As the boat headed out, some of my fellow passengers were deep in conversation about various things. I personally didn’t want to do anything that might distract me from seeing something. It got to the point where I really needed the toilet but had a feeling the second I decided to go, I’d shut myself in the toilet only for a whale to jump up and wave at the other side, before promptly disappearing the moment I came out. I eventually plucked up the courage to go which was quite the feat! Between the motion of the boat and the scuba suit it was quite the skill! Especially when I spent a good five minutes trying to barge my way out the bloody thing, panicking about getting locked in before realising I hadn’t actually unlocked the door…
Thankfully I didn’t miss anything and not long after we were on our way to a reported sighting of a humpback whale. I was completely blown away. Absolutely stunning. I mean you hear about how big they are but you really can’t comprehend it until you see them coming up at the side of the boat and just realise how totally insignificant we are.
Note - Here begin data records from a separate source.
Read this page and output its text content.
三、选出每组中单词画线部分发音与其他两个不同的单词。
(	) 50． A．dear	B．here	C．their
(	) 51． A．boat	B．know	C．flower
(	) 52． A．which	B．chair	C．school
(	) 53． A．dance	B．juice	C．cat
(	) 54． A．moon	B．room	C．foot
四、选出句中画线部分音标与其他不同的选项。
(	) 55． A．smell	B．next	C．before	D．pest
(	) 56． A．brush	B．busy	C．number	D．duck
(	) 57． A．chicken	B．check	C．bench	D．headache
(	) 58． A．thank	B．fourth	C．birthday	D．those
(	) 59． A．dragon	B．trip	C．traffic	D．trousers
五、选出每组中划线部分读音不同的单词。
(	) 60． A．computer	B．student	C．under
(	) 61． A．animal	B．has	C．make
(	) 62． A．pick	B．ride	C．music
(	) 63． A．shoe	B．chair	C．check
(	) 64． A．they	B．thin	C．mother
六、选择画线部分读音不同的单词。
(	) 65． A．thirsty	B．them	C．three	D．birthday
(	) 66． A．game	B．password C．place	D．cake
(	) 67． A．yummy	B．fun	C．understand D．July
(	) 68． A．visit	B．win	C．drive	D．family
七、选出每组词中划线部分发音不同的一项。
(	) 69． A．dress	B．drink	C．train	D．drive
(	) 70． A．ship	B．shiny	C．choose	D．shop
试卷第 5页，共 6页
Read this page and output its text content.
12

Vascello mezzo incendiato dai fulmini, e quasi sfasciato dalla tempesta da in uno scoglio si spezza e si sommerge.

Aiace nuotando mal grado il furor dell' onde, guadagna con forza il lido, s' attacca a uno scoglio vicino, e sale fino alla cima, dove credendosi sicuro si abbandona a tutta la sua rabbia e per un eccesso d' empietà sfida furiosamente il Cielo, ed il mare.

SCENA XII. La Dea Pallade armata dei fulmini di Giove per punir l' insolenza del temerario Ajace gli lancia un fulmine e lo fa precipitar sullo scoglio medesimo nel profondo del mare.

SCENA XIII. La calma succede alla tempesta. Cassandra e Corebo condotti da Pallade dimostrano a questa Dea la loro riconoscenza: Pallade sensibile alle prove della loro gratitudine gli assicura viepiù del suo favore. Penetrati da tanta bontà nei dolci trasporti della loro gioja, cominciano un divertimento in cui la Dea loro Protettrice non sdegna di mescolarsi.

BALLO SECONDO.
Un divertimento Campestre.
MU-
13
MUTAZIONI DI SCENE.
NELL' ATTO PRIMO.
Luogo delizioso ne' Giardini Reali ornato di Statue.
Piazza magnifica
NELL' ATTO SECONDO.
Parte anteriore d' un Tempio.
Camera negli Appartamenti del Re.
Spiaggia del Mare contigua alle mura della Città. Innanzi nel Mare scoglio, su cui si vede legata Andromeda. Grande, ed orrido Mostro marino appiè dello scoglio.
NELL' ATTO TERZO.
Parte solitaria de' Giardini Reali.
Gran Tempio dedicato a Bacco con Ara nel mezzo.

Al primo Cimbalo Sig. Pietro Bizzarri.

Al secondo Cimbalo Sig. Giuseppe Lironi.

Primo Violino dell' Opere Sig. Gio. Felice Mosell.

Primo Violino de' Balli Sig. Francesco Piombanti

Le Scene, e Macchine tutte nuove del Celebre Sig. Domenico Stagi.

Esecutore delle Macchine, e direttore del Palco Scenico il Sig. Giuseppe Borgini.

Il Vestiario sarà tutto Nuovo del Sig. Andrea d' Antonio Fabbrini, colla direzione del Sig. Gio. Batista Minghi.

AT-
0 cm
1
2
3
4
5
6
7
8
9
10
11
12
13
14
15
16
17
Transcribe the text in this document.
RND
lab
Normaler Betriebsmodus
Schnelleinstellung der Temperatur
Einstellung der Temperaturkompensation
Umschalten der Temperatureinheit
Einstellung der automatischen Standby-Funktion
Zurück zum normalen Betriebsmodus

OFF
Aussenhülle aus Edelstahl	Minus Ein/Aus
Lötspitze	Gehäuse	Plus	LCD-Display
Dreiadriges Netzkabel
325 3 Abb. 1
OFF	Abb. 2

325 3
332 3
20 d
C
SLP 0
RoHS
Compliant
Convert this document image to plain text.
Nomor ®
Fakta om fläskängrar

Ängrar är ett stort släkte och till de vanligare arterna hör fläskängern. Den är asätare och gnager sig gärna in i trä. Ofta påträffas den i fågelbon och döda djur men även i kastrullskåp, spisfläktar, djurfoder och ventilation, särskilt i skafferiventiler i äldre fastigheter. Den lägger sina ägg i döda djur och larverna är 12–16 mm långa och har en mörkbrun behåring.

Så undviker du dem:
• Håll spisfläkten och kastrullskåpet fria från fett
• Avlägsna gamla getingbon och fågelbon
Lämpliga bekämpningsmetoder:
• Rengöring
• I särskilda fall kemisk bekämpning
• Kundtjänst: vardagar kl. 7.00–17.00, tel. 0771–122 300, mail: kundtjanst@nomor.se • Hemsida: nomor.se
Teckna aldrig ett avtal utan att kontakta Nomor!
They are truly amazing creatures and apparently a more rare sighting in Vancouver so I was pleased I had the privilege of being able to see it.
After spending sometime gazing in wonder at the humpback and wondering where it might come up next, we moved on as there are quite strict laws in place to ensure these beautiful creatures aren’t pestered by the boats. Unfortunately we didn’t see any Orcas that day. That was when the doubt really started to kick in. Had I come all this way and would not see the illusive Orca? Had I done the right thing? I’m not going to lie, I even began screenshotting pictures of youtube videos in case I had to fake seeing them! It was especially frustrating as I was told the tour could be anywhere from 3 to 7 hours long depending on the sightings. So I, as well as some of the other passengers were under the mistaken impression we would stay out until we saw them or the 7 hours were up. Heading back after 4 hours was a little deflating if I’m honest.
But that evening as I had my bubbles and watched the fireworks at the festival of light, I got all reflective. Not everyone is lucky enough to be able to say that they have ever seen a humpback whale in real life. I had. It was truly breathtaking and even if that is all I got of wildlife for the entire trip, it was still a pretty unforgettable experience!!!
(P.s. sorry if this blog is a bit mushy for some of you…..but it was amazing!)